On the steam of Music In Exile, Songhoy Blues became an international sensation, touring the world and playing major festivals like Glastonbury, opening for artists like Alabama Shakes and Julian Casablancas, and releasing a critically-acclaimed 2017 sophomore album, Résistance, which boasts a track featuring Iggy Pop.
At its core, Songhoy Blues’ ever-evolving take on what’s known as “desert blues” is a pure expression of rock ’n’ roll’s exuberance and youthful brashness but channeled through a radically different musical vocabulary than what most Western ears are familiar with. Touré’s virtuosic guitar work is the cornerstone of Songhoy Blues’ unique sound … and it’s also painfully cool. His playing is a blend of stuttering, percussive rhythm work, fluid and undulating melodies that fold over themselves, and searing blasts of Saharan shred that take rock-guitar heroics and twist them up into something altogether unique. While Garba Touré is deeply steeped in the Songhoy guitar tradition that once made fellow Northerner Ali Farka Touré a breakout star, Garba’s style has been tweaked and supercharged by the influence of Western greats like Hendrix and Stevie Ray Vaughan. (No relation by the way. Touré is an extremely common surname in West Africa, though Garba’s father, Oumar Touré, played guitar and congas in Ali Farka’s band.)
With their new album, Optimisme, Songhoy Blues’ sound is fully-realized—tempered and focused by years of international touring. Recorded in a whirlwind six days at Brooklyn’s Strange Weather Studio under the care of prodigious guitarist, producer, and guitar culture gourmand Matt Sweeney (Chavez, Johnny Cash, Iggy Pop, and host/creator of the fabulous Guitar Moves web series) and engineer Daniel Schlett (the War On Drugs, Modest Mouse), Optimisme is Songhoy Blues’ most cohesive and incendiary statement, and a true point of arrival.

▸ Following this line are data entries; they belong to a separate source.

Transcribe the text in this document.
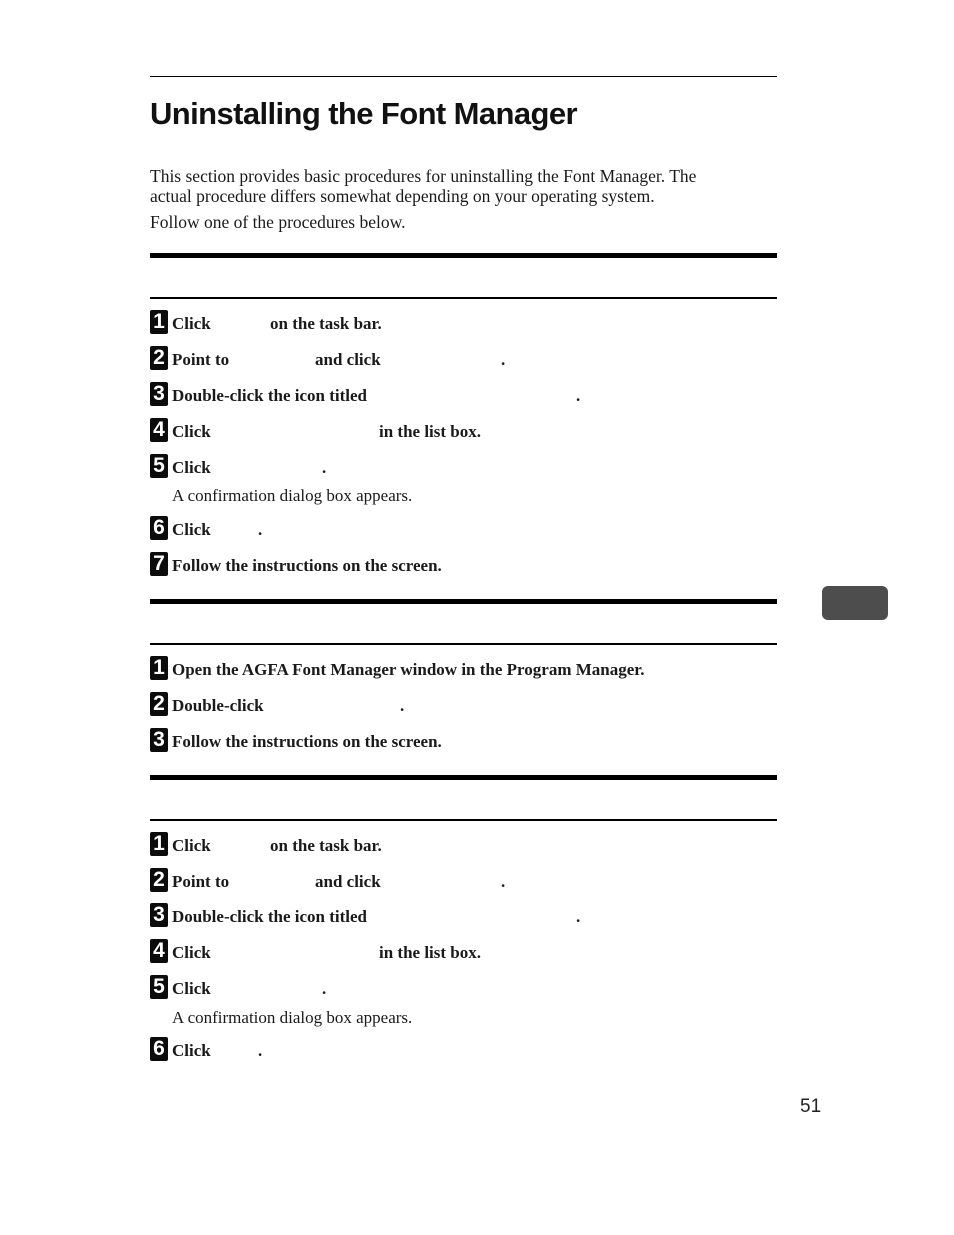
Uninstalling the Font Manager
This section provides basic procedures for uninstalling the Font Manager. The
actual procedure differs somewhat depending on your operating system.
Follow one of the procedures below.
1 Click	on the task bar.
2 Point to	and click	.
3 Double-click the icon titled	.
4 Click	in the list box.
5 Click	.
A confirmation dialog box appears.
6 Click	.
7 Follow the instructions on the screen.
1 Open the AGFA Font Manager window in the Program Manager.
2 Double-click	.
3 Follow the instructions on the screen.
1 Click	on the task bar.
2 Point to	and click	.
3 Double-click the icon titled	.
4 Click	in the list box.
5 Click	.
A confirmation dialog box appears.
6 Click	.
51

The album features the band’s first song written in English: an uplifting anthem of hope titled “Worry,” which serves as a spot of positivity in a set that’s chiefly concerned with the heaviest realities of war-torn Mali.
There’s a pathos and sincerity to Optimisme that is generally lacking in Western rock ’n’ roll these days, and global recognition has done nothing to blunt Songhoy Blues’ dedication to contributing to the resistance through its music. Optimisme’s songs discuss gravely serious matters like forced marriage (“Gabi”) and the exhausting struggle of the revolution (“Barre”), yet these songs are all still absolutely raucous, groove-laden rave-ups that sound like nothing else. Especially the fuzzed-out barnstormer “Badala.”
Unmistakably, Optimisme charts territory further beyond the margins of traditional Songhoy guitar music, beyond cheap exotica, and beyond the novelty Western music fans often make of guitar music from faraway lands—pushing a traditional culture into a new era, as Ali Farka Touré once did with his own exploration of blues. At a time when blues-based rock ’n’ roll has eaten its own tail, Optimisme reimagines guitar rock by way of the very West African cradle from which it first came.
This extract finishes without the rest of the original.